The hippocampal formation is a group of brain regions, including the hippocampus and some other structures closely connected to it. This set of brain regions is known to support various important brain functions, including the consolidation of memories, experience-based reasoning, decision-making and spatial navigation (i.e., the ability to map and navigate specific environments), according to Medical Xpress.

Most past neuroscience studies have focused on how the hippocampus supports episodic memory (i.e., the memory of personal experiences or life events) and spatial navigation. Yet recent findings suggest that this brain region also contributes to what is known as compositional memory, which entails 'breaking down' memories into fundamental building blocks and reassembling these blocks to form new memories or predict future outcomes.

Researchers at University of Oxford, University College London and other institutes recently carried out a study aimed at shedding further light on how the hippocampus supports this breaking down and re-purposing of memories, using a combination of computer simulations and brain activity recordings. Their findings, published in Nature Neuroscience, suggest that the hippocampus helps to shape future behavior via two connected processes, known as memory composition and hippocampal replay.

"The hippocampus is critical for memory, imagination and constructive reasoning," wrote Jacob J. W. Bakermans, Joseph Warren and their colleagues in their paper. "Recent models have suggested that its neuronal responses can be well explained by state spaces that model the transitions between experiences. We use simulations and hippocampal recordings to reconcile these views."

Previous studies found that the consolidation of memories could be supported by a process known as hippocampal replay. In other words, they suggested that neurons in the hippocampus 'replay' memories of past experiences, especially during sleep or while resting, to facilitate learning and help us remember things for longer periods of time.

As part of their recent work, Bakermans, Warren and their colleagues explored the possibility that hippocampal state spaces (i.e., mathematical models of how experiences are represented in the hippocampus) are compositional in nature. The brain could thus selectively use and re-arrange specific parts of our memories of experiences, known as primitives, to imagine or predict possible scenarios.

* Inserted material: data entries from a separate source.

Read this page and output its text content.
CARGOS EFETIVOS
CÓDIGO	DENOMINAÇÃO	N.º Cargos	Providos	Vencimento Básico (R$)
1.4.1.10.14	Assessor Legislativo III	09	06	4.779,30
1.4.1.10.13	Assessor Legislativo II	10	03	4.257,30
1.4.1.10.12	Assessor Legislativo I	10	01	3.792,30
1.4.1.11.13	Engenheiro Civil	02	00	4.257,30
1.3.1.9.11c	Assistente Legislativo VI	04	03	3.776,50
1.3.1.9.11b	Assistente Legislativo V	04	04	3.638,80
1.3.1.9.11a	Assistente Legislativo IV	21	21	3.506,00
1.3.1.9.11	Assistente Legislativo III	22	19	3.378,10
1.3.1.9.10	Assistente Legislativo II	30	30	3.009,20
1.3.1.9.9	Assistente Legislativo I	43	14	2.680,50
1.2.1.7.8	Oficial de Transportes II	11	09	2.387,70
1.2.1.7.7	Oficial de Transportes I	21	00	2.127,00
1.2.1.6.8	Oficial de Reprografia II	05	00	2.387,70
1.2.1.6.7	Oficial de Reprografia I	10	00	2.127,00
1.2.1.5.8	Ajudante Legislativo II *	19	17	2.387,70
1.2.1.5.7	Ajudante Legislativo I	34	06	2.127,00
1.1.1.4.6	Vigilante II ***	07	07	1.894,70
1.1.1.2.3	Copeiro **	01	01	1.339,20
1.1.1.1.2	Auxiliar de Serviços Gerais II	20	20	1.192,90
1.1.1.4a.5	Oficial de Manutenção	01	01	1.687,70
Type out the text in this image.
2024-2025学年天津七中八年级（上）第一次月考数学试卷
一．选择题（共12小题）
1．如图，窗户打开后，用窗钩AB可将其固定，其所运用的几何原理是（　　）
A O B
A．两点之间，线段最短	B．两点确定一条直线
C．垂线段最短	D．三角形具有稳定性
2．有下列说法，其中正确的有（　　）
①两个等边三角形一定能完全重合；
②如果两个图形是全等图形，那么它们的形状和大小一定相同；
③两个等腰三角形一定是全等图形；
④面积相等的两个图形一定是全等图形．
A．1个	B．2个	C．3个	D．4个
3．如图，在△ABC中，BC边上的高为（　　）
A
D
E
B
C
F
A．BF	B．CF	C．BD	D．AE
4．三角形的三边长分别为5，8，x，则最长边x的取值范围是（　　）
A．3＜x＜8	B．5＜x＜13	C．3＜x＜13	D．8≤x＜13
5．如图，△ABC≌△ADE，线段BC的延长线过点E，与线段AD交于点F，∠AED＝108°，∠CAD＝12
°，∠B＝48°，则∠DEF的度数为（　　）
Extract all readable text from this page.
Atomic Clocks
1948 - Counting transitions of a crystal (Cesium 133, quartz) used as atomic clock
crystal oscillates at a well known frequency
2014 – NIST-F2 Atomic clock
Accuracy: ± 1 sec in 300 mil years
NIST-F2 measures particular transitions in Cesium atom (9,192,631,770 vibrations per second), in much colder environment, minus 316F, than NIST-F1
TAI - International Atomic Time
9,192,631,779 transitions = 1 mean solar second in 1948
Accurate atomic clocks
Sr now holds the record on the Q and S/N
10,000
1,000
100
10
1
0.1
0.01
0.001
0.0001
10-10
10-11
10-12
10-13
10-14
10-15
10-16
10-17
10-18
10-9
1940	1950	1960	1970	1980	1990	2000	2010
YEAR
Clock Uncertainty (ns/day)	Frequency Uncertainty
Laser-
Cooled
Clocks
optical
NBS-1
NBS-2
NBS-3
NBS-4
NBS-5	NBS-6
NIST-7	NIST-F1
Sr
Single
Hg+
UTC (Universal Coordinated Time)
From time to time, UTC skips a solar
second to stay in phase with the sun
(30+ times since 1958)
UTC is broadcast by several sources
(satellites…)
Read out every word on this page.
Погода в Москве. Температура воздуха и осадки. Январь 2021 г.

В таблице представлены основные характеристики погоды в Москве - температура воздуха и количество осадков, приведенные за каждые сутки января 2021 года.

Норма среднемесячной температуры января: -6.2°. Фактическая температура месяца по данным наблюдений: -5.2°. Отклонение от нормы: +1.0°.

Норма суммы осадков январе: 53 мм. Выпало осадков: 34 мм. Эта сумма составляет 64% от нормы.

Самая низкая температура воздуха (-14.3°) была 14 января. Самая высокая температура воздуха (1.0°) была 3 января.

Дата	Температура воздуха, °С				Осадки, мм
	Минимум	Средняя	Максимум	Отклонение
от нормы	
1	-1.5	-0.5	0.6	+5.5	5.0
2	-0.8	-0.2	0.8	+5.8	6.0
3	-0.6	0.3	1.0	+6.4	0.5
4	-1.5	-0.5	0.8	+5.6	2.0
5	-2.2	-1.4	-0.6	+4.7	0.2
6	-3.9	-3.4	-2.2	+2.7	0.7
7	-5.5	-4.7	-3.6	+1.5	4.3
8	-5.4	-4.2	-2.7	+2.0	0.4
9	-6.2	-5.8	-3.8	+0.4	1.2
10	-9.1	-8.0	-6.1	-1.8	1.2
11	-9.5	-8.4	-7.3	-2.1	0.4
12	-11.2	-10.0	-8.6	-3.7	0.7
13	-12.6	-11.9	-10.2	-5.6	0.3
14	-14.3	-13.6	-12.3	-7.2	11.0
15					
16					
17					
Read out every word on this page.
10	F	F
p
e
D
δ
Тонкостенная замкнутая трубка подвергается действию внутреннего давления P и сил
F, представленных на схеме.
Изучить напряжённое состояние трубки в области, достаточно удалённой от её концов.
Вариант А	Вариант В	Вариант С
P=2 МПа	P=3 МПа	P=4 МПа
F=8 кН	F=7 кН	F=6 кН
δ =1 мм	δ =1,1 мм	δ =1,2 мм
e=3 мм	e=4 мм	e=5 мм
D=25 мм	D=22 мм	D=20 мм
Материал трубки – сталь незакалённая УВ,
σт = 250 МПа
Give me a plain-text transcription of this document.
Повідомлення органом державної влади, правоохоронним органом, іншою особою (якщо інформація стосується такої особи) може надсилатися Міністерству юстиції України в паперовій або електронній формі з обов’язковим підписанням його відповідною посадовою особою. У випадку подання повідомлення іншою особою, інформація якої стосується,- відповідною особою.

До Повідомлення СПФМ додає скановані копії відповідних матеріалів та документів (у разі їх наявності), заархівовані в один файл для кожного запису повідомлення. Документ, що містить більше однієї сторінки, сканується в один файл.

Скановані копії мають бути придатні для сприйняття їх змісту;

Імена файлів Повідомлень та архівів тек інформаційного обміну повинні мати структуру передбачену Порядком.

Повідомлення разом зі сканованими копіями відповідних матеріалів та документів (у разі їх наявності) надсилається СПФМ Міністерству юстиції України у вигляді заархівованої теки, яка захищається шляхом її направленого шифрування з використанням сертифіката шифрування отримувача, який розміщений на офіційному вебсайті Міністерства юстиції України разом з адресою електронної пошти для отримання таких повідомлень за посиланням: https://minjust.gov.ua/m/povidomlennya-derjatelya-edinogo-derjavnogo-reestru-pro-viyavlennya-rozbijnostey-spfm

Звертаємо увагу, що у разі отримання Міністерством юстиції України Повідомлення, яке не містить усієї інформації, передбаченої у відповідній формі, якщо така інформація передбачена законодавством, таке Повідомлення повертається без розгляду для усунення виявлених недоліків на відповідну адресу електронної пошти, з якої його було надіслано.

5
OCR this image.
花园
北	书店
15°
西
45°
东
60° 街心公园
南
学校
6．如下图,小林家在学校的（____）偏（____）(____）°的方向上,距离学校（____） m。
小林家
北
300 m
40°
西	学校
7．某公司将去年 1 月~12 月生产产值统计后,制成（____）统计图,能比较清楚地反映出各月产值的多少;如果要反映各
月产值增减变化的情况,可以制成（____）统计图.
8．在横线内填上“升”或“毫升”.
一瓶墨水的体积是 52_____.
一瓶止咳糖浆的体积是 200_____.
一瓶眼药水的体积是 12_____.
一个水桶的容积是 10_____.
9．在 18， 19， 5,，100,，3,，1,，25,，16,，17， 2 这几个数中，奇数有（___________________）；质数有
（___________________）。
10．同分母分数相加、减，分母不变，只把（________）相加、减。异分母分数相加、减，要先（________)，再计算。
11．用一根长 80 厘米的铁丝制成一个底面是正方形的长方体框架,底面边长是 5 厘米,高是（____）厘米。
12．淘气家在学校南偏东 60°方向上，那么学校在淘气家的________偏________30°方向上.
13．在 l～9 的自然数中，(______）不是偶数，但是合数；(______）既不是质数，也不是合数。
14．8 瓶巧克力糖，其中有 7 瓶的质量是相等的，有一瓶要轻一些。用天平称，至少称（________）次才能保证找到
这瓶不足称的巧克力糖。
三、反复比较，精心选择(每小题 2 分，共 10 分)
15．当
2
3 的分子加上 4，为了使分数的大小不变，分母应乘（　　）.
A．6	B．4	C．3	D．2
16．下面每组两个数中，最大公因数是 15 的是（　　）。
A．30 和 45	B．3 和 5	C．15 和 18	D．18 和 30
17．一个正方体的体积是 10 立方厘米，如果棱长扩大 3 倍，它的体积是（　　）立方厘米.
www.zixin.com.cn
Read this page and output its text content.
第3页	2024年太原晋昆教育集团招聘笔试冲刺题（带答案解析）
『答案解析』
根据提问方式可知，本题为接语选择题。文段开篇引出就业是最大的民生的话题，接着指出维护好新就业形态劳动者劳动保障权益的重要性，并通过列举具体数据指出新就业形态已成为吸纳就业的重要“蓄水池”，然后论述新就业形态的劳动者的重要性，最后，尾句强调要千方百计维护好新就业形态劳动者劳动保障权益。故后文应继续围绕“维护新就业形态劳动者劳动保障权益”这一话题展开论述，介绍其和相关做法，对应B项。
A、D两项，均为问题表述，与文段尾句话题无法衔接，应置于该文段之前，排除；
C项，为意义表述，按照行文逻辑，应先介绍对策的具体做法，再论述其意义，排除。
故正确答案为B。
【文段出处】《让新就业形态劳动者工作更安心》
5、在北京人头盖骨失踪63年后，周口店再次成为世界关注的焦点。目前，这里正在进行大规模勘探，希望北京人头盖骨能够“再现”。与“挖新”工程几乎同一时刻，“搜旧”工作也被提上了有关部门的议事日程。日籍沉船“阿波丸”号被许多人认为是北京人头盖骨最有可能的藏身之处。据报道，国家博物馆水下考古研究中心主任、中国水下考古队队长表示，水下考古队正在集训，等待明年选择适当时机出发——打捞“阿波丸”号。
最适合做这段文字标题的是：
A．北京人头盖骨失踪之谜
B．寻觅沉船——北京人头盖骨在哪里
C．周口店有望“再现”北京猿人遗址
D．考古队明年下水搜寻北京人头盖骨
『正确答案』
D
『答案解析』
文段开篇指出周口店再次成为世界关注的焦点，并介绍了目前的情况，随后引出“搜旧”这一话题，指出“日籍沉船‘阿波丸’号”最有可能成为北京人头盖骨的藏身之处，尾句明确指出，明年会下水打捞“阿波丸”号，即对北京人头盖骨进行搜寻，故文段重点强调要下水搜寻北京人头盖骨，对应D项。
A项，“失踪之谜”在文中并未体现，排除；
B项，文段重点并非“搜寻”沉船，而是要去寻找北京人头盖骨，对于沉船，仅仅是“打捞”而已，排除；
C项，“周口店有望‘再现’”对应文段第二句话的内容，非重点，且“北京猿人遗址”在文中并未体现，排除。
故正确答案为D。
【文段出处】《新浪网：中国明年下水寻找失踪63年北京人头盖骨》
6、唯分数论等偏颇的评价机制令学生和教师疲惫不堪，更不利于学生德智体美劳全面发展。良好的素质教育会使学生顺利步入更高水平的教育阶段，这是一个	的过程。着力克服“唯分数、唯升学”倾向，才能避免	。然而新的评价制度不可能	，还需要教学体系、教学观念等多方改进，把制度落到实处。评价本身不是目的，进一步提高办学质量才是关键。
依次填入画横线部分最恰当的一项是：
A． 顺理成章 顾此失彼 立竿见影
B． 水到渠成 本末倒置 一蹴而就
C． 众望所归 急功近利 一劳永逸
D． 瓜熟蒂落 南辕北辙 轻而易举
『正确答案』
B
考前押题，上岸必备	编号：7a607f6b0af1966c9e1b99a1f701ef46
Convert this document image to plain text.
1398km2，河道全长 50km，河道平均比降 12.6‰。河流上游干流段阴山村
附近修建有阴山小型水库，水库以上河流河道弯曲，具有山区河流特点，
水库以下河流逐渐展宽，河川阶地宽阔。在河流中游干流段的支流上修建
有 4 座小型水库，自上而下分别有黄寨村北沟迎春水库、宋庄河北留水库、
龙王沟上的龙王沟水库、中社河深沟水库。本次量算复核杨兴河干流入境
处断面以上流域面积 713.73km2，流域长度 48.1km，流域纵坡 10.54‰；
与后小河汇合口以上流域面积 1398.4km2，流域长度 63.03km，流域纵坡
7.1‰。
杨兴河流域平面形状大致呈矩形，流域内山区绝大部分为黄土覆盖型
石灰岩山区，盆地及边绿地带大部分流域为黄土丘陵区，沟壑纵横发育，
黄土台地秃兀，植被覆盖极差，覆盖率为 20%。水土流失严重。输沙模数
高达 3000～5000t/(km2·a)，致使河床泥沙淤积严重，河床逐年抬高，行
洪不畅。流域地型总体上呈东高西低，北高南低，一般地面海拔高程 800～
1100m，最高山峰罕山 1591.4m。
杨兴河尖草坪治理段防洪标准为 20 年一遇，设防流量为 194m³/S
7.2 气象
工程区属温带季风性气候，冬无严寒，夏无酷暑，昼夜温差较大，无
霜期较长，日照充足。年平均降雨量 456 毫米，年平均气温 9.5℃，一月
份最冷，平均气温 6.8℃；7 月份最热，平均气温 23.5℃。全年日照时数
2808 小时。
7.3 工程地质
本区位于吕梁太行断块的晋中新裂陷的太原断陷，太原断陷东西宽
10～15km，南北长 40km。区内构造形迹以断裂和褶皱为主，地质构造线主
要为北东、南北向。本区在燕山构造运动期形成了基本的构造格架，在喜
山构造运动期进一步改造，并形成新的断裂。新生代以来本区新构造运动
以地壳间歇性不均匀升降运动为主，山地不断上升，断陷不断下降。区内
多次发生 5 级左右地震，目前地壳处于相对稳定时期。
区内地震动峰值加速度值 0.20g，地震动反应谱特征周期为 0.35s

"We show that if state spaces are constructed compositionally from existing building blocks, or primitives, hippocampal responses can be interpreted as compositional memories, binding these primitives together," wrote the researchers. "Critically, this enables agents to behave optimally in new environments with no new learning, inferring behavior directly from the composition."

In their paper, the researchers also suggest that the replay of memories by neurons in the hippocampus contributes to the consolidation of compositional memories. Instead of being a passive memory process, as suggested by some previous works, hippocampal replay could actively support the formation of flexible memories that can be later broken apart and used to inform future behavior.

"We predict a role for hippocampal replay in building and consolidating these compositional memories," wrote the researchers. "We test these predictions in two datasets by showing that replay events from newly discovered landmarks induce and strengthen new remote firing fields. When the landmark is moved, replay builds a new firing field at the same vector to the new location. Together, these findings provide a framework for reasoning about compositional memories and demonstrate that such memories are formed in hippocampal replay."

This recent study by Bakermans, Warren and their colleagues offers a new perspective on how the hippocampus allows humans to use their past experiences to make predictions or imagine new scenarios. In the future, it could inspire more research aimed at testing the idea proposed by the researchers, potentially helping to paint a clearer picture of the hippocampus that coherently unifies its different functions.